Frugal Living Tips: Light Bulbs
How many light bulbs do you use in your home in one month? How much do these cost? What about your energy bill; what does that look like? When you think about it, your light bulbs may be burning up unnecessary energy and a lot of your hard earned cash!
Replacing your old, incandescent light bulbs as they burn out with the newer, compact fluorescent light bulbs (CFLs) can make a positive difference.
Here are the facts:
You can save $30 in energy costs with every incandescent bulb you replace with a CFL!
Compact fluorescent light bulbs:
• Provide an equal amount of light
• Last up to 10 times longer
• Use at least two thirds less energy than regular incandescent bulbs
Fluorescent bulbs contain a toxic metal (mercury). If you inhale or otherwise ingest the mercury powder from inside the tube, it can cause damage to your health. If you break a bulb, this can release the mercury and be dangerous, particularly for infants, young children, and pregnant women.

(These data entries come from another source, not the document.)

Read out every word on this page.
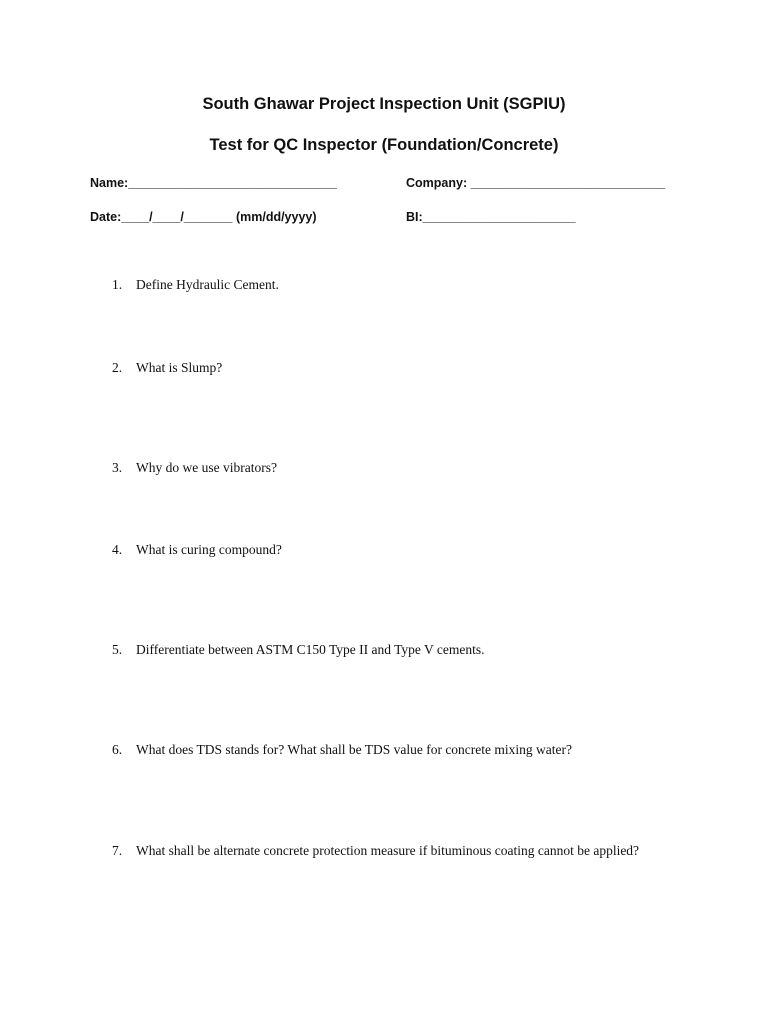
South Ghawar Project Inspection Unit (SGPIU)
Test for QC Inspector (Foundation/Concrete)
Name:______________________________	Company: ____________________________
Date:____/____/_______ (mm/dd/yyyy)	BI:______________________
1. Define Hydraulic Cement.
2. What is Slump?
3. Why do we use vibrators?
4. What is curing compound?
5. Differentiate between ASTM C150 Type II and Type V cements.
6. What does TDS stands for? What shall be TDS value for concrete mixing water?
7. What shall be alternate concrete protection measure if bituminous coating cannot be applied?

Because of this, please keep the bulbs recycled and out of landfills! Avoid using them in lamps that could get knocked over by children and pets. Be careful that you hold onto the connecting end when replacing them rather than grabbing and turning the glass tube itself.
Follow these procedures if you break a compact fluorescent light:
1. Close or cover the vents to the air conditioning system. This prevents mercury particles from being spread throughout the rest of the house.
2. Open the windows. Leave the room and air it out for 30 minutes. Use a portable fan to move the inside air out even faster. This step rids the room of most of the hazardous particles right away.
3. Clean up the broken glass with something disposable. Wear gloves and use paper or cardboard to sweep them onto a second piece of paper or cardboard. Get the glass shards with the sticky side of masking or duct tape. Follow up with a damp napkin or wet wipe.
4. Dispose of everything. Put the gloves, paper, tape, napkin, and broken bulb into a sealed container and place into the outside trash bin or take it to your local hazardous waste recycle center.
5. Caution: Pregnant women, infants, toddlers, and other young children should not perform the clean-up.
As long as you follow these precautions, using compact fluorescent light bulbs does not pose a hazard to you or your family. As it is, the only hazard is if you break one, and then using proper clean-up procedures will eliminate the hazard without overly exposing you to any risk.
Tips for Using CFLs
When replacing old bulbs with CFLs, check the lumen rating on the light you’re replacing. Buy the equivalent compact fluorescent light bulb. This ensures you get the same amount of light as before you switched from incandescent to fluorescent bulbs.
Remember, the watts vary between incandescent and fluorescent. Fluorescent bulbs usually use about one fourth of the wattage required by incandescent bulbs for the same amount of light. For example, if you need 60-watt light, buy the 15-watt fluorescent.
Instead of replacing every light in your house with compact fluorescent bulbs, you can just replace the bulbs in the rooms most frequently used. For example, the living room, kitchen, bathrooms, and wherever your favorite rooms may be!
Fluorescent light bulbs are well worth the extra step of recycling. Some of them are even manufactured to last nine years. Just think of how many old style light bulbs you would use in nine years! With CFLs, “out with the old and in with the new” can save you a lot of money.